December 2, 2003

Ode to Francisco Diez
and the style of diplomacy he represents

You know something is seriously twisted in this cosmos when the news you read in serious newspapers start to echo the flip comments you'd read on this site a few hours earlier.

Not 12 hours ago I was guffawing about Chavez's impossible predicament now that the Organization of American States has said they see no reason to suspect fraud over the weekend. What's Chavez gonna do now, argue the oligarchs paid off Cesar Gaviria?!!?

Erm...uh...eeeh...actually, yeah! According to Reuter's, that's precisely what he's gonna do!

"Dr. Gaviria said he saw nothing abnormal. ... I think you overstepped the mark, Dr Gaviria," said Chavez, who also complained that the OAS Secretary General failed to seek a meeting with him during his stay.

Chavez, who has ruled the world's No. 5 oil exporter since 1998, questioned the OAS chief's impartiality, commenting that he "spent a lot of time with the opposition."

Now, several of you have written in to say this is all a giant sprawling conspiracy by the government to stop the referendum. Chavez won't change because Chavez is psychiatrically unable to change...he will never give up, yaddi yaddi yadda.

Now, I don't doubt that you're right, in the narrow sense that Chavez is crazy enough that any rhetorical line is imaginable coming out of him, even one as silly and hare-brained as questioning the integrity of perhaps the best respected diplomat in Western Hemispheric affairs. But it's perfectly clear to me that his room for maneuver is closing down dramatically and quickly. What Chavez intends to do is more and more beside the point.

The contribution the Carter Center and the OAS have made to this state of affairs is hard to overstate. (Yes, I'll admit, I was once quite skeptical myself...mea culpa!) Yet, I know from your emails a lot of you passionately detest the brand of international engagement symbolized by Jimmy Carter and followed closely by Gaviria and OAS. But just think how far we've come by following their comeflor path, think how screwed the government is now, and realize how important Carter/Gaviria style softly-softly diplomacy has been in getting us this far.

Over the weekend, Carter Center and OAS were at their understated best. If you read the Venezuelan press reports closely, for instance, you'll see that Francisco Diez, the Carter Center's main guy for Venezuela, was everywhere, going from one minor flashpoint to another, all day, putting out tiny little fires before they could spread. His intervention was crucial, especially in the nervy first few hours of the drive.

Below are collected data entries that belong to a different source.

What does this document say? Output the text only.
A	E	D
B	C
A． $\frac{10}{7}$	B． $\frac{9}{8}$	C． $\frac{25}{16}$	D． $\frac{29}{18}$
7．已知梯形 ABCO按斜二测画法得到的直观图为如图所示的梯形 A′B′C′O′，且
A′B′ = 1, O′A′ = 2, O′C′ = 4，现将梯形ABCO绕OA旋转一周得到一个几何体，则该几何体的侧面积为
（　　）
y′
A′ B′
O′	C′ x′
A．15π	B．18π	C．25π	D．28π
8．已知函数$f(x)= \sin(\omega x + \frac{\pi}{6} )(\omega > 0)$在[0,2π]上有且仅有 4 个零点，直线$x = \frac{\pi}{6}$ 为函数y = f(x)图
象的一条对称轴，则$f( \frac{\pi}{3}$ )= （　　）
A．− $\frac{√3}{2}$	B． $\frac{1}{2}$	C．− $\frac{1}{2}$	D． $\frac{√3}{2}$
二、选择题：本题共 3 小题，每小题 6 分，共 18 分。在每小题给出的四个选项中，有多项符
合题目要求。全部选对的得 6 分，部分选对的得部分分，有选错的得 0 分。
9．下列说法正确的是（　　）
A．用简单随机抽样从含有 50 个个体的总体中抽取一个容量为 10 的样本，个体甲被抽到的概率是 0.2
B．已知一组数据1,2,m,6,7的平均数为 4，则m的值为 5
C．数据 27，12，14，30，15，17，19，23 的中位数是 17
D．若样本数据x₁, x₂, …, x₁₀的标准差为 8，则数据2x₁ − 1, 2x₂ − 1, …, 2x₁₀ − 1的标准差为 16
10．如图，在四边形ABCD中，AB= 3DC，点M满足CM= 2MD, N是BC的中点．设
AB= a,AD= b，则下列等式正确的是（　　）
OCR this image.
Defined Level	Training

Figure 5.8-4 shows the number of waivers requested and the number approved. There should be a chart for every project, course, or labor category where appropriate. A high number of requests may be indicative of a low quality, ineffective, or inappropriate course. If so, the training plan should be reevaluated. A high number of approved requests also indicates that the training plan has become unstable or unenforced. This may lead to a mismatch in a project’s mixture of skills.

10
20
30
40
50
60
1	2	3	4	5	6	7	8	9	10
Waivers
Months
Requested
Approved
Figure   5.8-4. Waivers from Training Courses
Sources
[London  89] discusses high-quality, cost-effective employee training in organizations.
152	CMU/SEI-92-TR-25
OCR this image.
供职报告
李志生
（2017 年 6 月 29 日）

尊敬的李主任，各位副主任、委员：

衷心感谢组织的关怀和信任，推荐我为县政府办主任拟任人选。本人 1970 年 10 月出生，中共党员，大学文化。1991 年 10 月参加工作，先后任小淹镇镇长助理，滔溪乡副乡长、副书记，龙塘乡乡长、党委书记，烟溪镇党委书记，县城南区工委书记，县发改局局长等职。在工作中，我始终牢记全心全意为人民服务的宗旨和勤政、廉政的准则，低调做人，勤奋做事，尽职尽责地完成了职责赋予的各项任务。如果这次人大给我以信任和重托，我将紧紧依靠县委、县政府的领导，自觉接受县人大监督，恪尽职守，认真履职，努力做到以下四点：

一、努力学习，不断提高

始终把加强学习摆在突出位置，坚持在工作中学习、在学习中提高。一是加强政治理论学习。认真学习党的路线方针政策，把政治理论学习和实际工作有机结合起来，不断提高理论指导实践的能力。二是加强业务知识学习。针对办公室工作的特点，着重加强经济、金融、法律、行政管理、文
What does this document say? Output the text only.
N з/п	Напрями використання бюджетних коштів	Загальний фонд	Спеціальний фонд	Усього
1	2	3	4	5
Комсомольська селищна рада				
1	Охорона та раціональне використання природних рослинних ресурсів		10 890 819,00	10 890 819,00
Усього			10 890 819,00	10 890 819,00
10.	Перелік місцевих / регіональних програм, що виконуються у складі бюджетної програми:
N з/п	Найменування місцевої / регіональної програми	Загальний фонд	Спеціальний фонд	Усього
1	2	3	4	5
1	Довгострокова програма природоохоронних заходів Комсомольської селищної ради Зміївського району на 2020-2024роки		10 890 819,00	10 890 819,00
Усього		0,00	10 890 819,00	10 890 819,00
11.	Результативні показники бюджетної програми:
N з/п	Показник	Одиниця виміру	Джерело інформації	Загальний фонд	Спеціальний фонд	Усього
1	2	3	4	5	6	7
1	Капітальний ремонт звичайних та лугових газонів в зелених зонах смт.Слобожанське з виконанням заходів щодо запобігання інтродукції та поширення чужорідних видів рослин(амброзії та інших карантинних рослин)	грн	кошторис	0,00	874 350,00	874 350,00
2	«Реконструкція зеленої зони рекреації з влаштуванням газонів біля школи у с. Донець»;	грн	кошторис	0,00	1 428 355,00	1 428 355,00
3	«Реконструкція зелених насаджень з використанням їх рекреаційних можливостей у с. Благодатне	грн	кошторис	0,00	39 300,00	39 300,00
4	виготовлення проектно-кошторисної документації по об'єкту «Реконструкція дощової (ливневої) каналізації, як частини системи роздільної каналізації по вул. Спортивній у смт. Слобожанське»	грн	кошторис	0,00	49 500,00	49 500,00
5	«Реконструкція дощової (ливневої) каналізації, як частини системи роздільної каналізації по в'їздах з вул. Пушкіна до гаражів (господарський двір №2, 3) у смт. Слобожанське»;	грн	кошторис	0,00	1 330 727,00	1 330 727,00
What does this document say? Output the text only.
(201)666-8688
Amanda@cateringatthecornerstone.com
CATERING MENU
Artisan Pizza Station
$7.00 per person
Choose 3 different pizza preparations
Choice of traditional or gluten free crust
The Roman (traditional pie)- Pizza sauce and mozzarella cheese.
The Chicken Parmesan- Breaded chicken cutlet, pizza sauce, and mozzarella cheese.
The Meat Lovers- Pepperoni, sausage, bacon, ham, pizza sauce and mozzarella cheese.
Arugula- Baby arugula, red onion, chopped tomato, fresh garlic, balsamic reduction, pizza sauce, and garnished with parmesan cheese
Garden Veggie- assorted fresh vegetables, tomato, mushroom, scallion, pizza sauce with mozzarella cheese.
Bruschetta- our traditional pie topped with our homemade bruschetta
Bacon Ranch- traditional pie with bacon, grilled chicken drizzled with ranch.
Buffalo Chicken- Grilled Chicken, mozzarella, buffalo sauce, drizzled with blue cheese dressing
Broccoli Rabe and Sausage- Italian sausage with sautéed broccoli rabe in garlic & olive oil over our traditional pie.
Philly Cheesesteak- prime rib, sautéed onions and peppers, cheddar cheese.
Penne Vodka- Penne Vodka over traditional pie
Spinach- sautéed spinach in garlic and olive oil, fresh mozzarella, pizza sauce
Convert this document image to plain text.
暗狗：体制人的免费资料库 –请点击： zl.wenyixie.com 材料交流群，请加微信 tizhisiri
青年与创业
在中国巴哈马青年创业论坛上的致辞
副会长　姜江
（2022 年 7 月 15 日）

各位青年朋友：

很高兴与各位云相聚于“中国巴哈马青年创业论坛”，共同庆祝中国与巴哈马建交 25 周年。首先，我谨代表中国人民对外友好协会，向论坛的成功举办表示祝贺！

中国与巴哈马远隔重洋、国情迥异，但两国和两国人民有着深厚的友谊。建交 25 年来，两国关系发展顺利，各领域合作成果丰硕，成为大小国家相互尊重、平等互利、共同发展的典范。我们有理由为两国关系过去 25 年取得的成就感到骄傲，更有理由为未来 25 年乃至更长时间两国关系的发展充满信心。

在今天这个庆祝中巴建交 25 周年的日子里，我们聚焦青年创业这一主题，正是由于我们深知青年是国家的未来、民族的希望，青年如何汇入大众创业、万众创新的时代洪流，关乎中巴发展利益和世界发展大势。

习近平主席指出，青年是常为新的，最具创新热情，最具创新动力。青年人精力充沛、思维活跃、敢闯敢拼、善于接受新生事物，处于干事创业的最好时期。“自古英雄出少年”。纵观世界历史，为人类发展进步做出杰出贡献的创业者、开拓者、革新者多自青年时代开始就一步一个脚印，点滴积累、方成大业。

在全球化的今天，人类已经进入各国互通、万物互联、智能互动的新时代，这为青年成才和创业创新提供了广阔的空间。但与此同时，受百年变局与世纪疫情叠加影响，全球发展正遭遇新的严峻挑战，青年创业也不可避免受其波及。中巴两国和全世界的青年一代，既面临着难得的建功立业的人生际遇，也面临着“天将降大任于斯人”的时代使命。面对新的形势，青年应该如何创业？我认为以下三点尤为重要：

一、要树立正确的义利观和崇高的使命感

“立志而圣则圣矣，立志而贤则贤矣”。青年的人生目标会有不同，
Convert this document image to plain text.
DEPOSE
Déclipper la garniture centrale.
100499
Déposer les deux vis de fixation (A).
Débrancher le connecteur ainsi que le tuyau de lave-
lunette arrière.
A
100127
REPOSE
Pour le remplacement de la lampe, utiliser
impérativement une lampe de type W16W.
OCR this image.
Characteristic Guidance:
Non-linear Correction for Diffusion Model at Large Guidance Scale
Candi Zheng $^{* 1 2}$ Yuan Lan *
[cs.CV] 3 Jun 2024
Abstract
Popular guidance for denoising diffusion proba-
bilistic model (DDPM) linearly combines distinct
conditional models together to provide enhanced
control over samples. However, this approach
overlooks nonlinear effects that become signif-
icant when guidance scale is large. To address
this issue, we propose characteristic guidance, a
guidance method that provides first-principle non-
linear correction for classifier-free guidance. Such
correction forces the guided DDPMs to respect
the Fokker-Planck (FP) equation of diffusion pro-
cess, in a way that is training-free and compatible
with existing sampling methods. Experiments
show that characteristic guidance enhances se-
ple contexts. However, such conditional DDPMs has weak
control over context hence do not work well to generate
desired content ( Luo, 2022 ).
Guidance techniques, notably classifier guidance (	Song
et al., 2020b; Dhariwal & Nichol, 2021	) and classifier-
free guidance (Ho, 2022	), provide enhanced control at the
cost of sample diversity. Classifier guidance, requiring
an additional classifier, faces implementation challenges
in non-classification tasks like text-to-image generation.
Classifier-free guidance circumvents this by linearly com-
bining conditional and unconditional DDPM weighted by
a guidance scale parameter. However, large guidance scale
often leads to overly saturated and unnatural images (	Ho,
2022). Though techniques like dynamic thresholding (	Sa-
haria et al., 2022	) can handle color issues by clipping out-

On Friday, when the chavista and the opposition witnesses at the signature gathering center in Parque Central started to beat each other up, Diez was there literally within minutes to do a bit of impromptu mediation and calm nerves down. Later, when a small mob of chavistas attacked Juan Fernandez as he tried to sign in the Carapita Metro station, Diez again was there within minutes to snuff out the violence before it could escalate. Either of these incidents, or any of a number of others (like the idiotic airport shutdown) could have escalated into a major crisis threatening to derail the entire recall process if no one had been there to deal with them in an efficient and professional way.

So add me to Francisco Diez's fan club. Sure, he didn't give any high sounding speeches to the cameras. In fact, if you weren't paying particular attention, it would have been easy to overlook his contribution altogether. He studiously shies away from cameras, as a diplomat should - if you don't believe me, try finding a picture of him on google.

In his own quiet way, Francisco Diez rendered a huge, indeed heroic, service to Venezuela this weekend. The nation will really owe a debt of gratitude to him and his colleagues. Of course it was not only Diez - though one has the feeling his fireman-for-a-weekend assignment was the toughest of the lot. It's also Gaviria himself, and Congressman Ballanger and Congresswoman Watson and Jennifer McCoy and Fernando Jaramillo, and the hundreds on unsung heroes from the OAS/Carter Center observation mission...the quiet people who saved us from our own worst tendencies.

To my mind, when this is all said and done, we're going to have to re-name a couple of prominent Caracas avenues. Avenida Presidente Carter and Avenida Presidente Gaviria - he'd be the first Colombian prez to get his own avenue in Caracas, if I am not mistaken. I like the ring of it already.